Anyway, back to the invitation. The reason I reacted to this was that the JT Frank Academy approached me (and the other squillion people on their mailing list) with exactly the same offer last September. I was offered the same opportunity as well as similar incentives.

However, that earlier email suggested that if I helped them to schedule the course here it might have been facilitated by a certain Dr Frankie Ow DBA who was described as their Chief Knowledge Architect. So far, so good. However being the person I am, I wondered where he received his DBA, a Doctorate in Business Administration. A little research showed it was awarded by St George University International, a well known diploma mill. This distinctly dodgy establishment was well known for having no apparent educational standards and has awarded it’s so-called degrees around to world to people who, one might assume, can’t be bothered to get a real doctorate.

So I emailed “Dr” Ow about this, asking if he actually meant the perfectly respectable St George University in Grenada, or whether he was happy to be known as someone who had a fake degree.

Surprisingly he actually emailed me confirming that his degree was from the SGU International. He told me that he was replying to my e-mail “as a matter of professional courtesy”, that he had 26 years experience in very important things and that, most importantly he was “proud and perfectly happy with both my DBA and St. George University International”.
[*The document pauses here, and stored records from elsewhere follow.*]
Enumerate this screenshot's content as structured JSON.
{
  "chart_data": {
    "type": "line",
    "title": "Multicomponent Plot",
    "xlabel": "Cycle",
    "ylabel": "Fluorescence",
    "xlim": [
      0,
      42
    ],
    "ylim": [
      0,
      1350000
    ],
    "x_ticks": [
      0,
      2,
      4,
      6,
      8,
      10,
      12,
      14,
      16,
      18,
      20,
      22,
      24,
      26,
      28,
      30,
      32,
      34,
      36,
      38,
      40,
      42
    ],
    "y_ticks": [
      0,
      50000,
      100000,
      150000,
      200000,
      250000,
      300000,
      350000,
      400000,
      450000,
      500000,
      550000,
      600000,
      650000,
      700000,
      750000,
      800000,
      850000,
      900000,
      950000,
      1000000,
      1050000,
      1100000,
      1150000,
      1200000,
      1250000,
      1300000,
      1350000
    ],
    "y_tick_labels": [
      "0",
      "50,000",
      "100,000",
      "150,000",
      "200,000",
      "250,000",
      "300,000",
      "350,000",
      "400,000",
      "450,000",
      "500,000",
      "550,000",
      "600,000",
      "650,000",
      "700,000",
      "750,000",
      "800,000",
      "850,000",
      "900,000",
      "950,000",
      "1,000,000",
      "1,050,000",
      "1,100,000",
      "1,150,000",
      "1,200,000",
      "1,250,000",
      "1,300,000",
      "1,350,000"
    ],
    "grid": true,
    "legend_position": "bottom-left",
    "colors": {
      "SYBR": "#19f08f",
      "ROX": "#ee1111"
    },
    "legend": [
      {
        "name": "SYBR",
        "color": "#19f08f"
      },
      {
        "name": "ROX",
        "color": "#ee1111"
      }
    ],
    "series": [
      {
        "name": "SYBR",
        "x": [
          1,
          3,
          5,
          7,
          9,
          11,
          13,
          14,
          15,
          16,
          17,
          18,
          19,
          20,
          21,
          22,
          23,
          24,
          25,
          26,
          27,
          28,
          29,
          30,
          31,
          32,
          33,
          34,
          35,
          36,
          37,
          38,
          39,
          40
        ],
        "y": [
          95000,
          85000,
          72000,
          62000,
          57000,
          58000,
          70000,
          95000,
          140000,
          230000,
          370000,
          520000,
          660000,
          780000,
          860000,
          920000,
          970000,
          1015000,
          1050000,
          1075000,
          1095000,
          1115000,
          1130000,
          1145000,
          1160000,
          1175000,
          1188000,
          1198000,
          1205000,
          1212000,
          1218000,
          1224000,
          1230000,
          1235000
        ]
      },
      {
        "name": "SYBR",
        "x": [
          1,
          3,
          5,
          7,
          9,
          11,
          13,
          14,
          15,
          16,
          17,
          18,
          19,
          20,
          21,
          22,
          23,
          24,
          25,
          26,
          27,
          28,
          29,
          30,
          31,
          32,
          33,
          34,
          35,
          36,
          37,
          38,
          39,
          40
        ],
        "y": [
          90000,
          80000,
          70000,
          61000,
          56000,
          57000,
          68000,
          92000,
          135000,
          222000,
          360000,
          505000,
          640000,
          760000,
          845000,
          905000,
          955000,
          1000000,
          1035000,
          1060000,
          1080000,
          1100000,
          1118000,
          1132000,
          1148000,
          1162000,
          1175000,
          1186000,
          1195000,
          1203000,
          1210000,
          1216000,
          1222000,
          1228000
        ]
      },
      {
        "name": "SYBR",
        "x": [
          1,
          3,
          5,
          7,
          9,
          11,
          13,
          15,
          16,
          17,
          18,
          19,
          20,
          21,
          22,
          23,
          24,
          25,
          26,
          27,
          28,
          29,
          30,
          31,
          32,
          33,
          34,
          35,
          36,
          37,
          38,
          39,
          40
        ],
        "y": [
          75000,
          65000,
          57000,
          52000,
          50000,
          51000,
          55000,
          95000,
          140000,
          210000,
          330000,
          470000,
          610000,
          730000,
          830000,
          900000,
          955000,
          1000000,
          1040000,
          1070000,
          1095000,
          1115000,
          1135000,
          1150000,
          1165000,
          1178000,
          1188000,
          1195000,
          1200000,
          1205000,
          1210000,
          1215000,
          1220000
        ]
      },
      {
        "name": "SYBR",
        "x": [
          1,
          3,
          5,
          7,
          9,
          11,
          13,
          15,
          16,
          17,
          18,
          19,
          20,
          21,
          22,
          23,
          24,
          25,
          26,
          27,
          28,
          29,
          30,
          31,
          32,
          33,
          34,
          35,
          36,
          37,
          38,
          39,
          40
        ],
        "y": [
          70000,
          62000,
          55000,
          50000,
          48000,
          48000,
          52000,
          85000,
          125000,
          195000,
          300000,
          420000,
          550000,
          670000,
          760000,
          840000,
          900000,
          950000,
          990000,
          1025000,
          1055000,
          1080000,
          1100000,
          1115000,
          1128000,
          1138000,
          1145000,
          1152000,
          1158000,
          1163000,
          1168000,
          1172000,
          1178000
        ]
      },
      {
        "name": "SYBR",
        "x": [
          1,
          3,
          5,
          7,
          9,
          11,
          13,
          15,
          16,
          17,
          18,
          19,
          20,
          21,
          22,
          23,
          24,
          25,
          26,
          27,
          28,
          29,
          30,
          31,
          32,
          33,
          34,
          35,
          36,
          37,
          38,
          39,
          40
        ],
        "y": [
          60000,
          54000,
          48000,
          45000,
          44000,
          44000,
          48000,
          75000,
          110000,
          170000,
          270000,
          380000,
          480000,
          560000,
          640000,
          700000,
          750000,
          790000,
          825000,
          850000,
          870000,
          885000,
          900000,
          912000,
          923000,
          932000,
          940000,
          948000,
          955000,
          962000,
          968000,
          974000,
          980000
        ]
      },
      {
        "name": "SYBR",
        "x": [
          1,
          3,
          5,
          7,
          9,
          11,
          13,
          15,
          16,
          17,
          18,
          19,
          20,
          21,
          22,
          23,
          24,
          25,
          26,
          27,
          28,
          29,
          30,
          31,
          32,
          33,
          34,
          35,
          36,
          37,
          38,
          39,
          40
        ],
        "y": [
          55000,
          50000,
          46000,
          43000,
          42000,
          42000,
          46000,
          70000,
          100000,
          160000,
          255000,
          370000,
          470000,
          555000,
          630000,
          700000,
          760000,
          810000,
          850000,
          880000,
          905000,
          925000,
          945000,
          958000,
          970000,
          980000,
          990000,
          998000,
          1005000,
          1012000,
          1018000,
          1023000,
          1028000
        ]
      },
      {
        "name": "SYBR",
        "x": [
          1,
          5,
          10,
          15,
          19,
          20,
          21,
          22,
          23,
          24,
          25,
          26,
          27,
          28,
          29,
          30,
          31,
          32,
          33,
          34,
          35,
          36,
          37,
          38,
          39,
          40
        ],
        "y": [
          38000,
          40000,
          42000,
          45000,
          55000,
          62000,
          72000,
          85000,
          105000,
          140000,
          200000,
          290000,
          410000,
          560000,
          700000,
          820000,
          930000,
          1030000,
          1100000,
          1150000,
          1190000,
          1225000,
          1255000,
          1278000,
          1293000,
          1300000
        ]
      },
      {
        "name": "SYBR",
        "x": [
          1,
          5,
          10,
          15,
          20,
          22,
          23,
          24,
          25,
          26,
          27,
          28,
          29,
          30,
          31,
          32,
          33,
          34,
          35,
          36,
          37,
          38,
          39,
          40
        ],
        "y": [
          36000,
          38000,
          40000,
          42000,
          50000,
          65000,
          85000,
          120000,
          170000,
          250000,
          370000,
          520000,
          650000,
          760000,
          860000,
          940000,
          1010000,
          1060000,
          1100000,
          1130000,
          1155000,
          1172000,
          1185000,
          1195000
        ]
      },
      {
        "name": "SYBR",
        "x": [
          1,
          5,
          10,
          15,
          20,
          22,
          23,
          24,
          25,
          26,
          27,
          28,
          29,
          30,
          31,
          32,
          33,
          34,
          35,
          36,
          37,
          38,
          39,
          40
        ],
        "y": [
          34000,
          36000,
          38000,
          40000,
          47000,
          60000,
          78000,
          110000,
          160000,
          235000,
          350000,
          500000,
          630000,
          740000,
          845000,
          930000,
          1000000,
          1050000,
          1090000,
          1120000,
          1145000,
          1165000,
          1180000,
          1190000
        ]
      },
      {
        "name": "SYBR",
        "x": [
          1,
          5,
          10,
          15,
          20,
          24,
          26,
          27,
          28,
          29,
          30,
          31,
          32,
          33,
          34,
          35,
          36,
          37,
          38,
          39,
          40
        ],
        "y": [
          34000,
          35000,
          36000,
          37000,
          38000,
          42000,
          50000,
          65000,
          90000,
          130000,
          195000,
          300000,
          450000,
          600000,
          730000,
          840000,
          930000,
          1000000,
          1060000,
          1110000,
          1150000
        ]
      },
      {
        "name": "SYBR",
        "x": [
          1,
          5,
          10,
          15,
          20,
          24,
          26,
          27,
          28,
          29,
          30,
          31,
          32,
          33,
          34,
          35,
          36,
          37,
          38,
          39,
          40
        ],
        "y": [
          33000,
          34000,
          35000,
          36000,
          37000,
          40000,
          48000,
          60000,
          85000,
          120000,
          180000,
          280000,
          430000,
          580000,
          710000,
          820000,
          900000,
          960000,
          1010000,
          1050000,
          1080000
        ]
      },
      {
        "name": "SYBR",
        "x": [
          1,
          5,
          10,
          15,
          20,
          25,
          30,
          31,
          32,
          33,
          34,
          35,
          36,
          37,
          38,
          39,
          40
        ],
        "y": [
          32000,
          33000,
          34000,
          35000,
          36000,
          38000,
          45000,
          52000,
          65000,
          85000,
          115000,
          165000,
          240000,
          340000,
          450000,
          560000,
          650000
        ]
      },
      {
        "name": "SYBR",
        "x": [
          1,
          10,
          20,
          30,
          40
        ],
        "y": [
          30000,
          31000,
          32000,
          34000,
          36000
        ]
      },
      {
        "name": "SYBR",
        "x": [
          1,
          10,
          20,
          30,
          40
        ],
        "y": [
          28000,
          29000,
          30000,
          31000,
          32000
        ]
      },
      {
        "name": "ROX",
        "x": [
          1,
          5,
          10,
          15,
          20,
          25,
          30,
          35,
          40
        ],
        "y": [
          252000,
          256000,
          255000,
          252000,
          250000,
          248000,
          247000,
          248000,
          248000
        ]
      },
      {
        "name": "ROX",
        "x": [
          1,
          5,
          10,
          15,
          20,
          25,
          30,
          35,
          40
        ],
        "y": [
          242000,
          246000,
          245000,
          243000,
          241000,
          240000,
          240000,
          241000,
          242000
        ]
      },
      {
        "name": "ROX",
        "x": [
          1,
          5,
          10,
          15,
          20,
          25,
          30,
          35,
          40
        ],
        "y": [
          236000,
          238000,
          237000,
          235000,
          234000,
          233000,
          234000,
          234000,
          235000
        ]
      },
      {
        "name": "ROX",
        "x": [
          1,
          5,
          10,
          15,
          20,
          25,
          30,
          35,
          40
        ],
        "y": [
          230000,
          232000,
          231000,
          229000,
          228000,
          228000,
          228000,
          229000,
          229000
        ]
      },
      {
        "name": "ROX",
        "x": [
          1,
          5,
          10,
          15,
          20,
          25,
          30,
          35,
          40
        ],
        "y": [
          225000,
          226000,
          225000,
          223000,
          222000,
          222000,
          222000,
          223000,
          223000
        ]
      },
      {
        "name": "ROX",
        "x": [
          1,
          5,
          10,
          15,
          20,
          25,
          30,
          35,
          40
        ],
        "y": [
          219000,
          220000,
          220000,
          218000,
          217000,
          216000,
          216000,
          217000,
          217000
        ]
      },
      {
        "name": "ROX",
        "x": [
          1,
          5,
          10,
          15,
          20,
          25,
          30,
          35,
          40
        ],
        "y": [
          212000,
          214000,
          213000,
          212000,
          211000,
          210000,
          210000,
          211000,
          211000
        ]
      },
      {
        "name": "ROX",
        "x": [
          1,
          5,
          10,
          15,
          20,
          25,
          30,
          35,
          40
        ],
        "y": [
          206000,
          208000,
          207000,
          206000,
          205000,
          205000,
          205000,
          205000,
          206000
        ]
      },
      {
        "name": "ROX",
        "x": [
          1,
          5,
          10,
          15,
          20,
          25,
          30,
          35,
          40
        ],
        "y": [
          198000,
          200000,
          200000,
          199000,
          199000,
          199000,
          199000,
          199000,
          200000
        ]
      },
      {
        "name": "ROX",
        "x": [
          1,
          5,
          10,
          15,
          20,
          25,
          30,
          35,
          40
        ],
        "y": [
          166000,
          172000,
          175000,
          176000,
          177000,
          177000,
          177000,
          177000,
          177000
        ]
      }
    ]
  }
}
Unhappily for me, he signed off by saying “I would like to very politely inform you that this e-mail will be my first and the only respond to you on this matter”.

Clearly I’m not going to say that there’s anything wrong with the JT Frank Academy nor with it’s founder, “Dr” Ow. I’m not saying that the course and opportunity they offer aren’t fantastic, once in a lifetime, career-enhancing opportunities to make some money. All I am saying is that their founder openly discusses the fact that his main qualification is from an establishment that nobody recognises and that personally I would never knowingly associate with such an organisation.

In the last couple of years I’ve encountered a handful of people, here in Botswana, with “degrees” from unaccredited institutions. Some of them obtained positions or promotions as a direct result of these fake qualifications. Some of them have since been found out and have lost their jobs.

And the other thing? When you think about it it’s not actually that flattering to receive an offer like this. These people had never heard of me and I had never approached them. I have no idea where they got my email address. Maybe there’s not that much difference between their email and all the other email spam I get?